The slightest wiggle of his finger and she could see the magic above them. The web that sparkled with diamonds and hid the faerie world from their gaze. She tried to touch it but couldn’t.

“If you had your whistle I made you, then you’d be able to touch it,” he said.

But she always had it with her. Thea reached underneath her bodice and drew out the whistle. Lifting it to her lips, she blew as she reached out her hand and touched the glistening web.

She could feel him smile. Alistair grabbed her hand with his and guided her fingers to pluck certain glistening strings. “This is how I see the world. So you have to know, it’s all spider magic. The veil I can draw back at will is like a web that separates our world from theirs. And when I wish, I can manipulate that web so that myself or others can see the fae as they are.”

“My mother says that your power is dangerous in the wrong hands.” She let the whistle slip from her lips. “She says that you should keep it secret.”
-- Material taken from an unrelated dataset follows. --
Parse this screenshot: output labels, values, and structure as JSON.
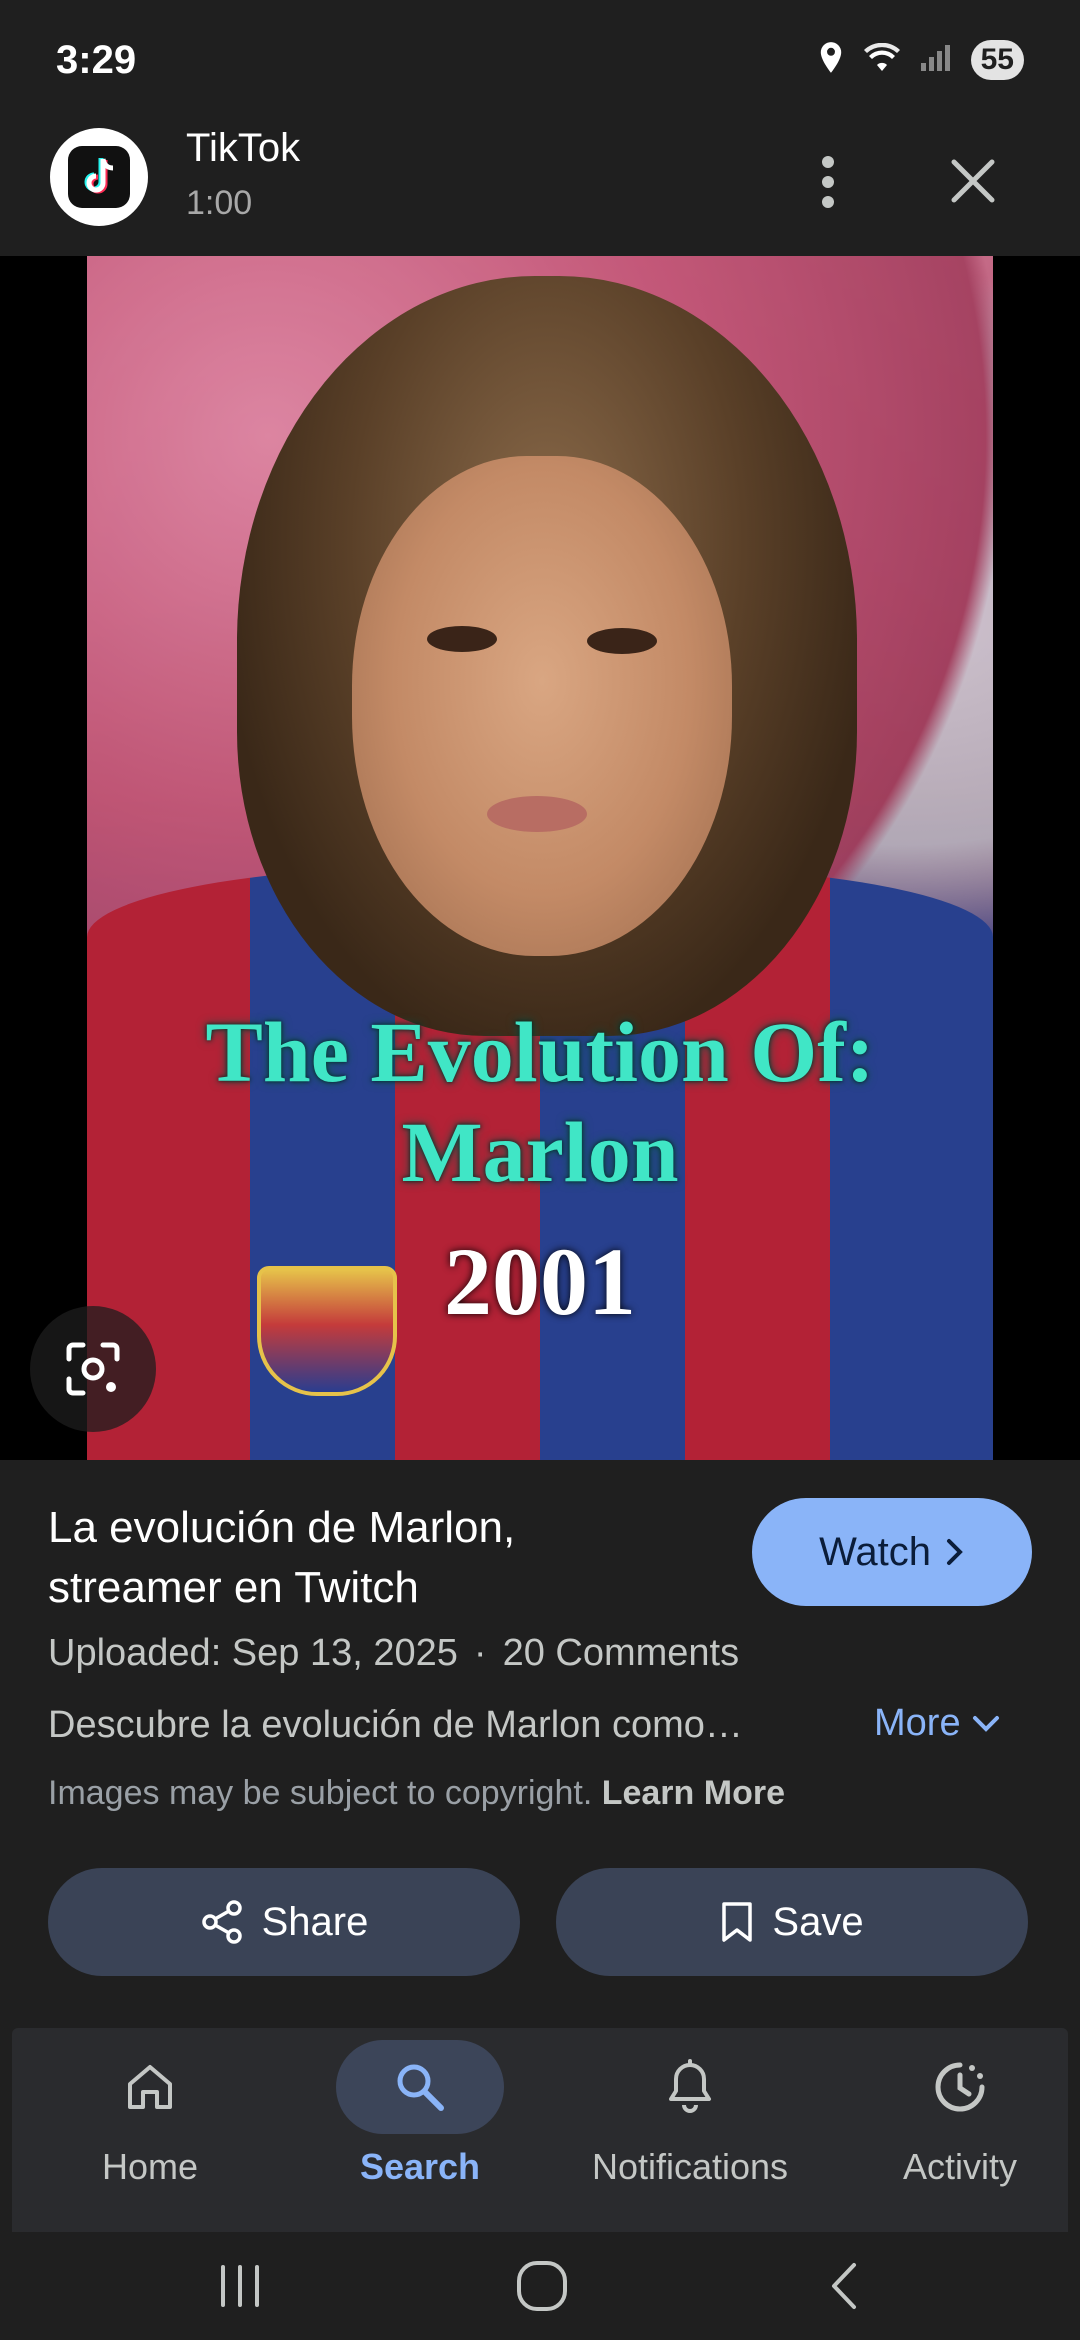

“I do.” Alistair swallowed hard. “My father knows what I can do, but not to the extent of it. He calls it a small gift, just as he called yours. But they never know how powerful our gifts are until we’re tested. If I wanted to, I could rip open this web and let out a thousand faerie creatures into our world. It would be an unstoppable army, by my guess. The last time that happened was when the Wild Hunt devoured half of all humanity.”

She’d heard the story before but had never believed it was real.

Shivering, she tucked herself closer against him. “My magic is a small gift. I cannot affect the lives of others with my power. All I can do is eat plants. Some of them are poisonous, some of them aren’t. Most give me a little boost of magic or power, but not for long. Chewing lavender to scare away my fears isn’t exactly powerful.”

He squeezed her shoulders with an arm. “I think you haven’t found the right plants to experiment with yet, then. You’re as powerful as I am, Thea, even though you question that every day. Until you realize your worth, I’ll believe it for you.”

Tucking her face into his chest, she hid herself from the world and all those scary thoughts. And he let her. She discovered that Alistair was a wonderful shield against all the things she didn’t want to think about.

Their afternoon passed slowly like they were taking their time flipping through the pages of a book. They let go of all the dark thoughts and terrifying explanations. Instead, they experienced life in a meadow together. Quietly.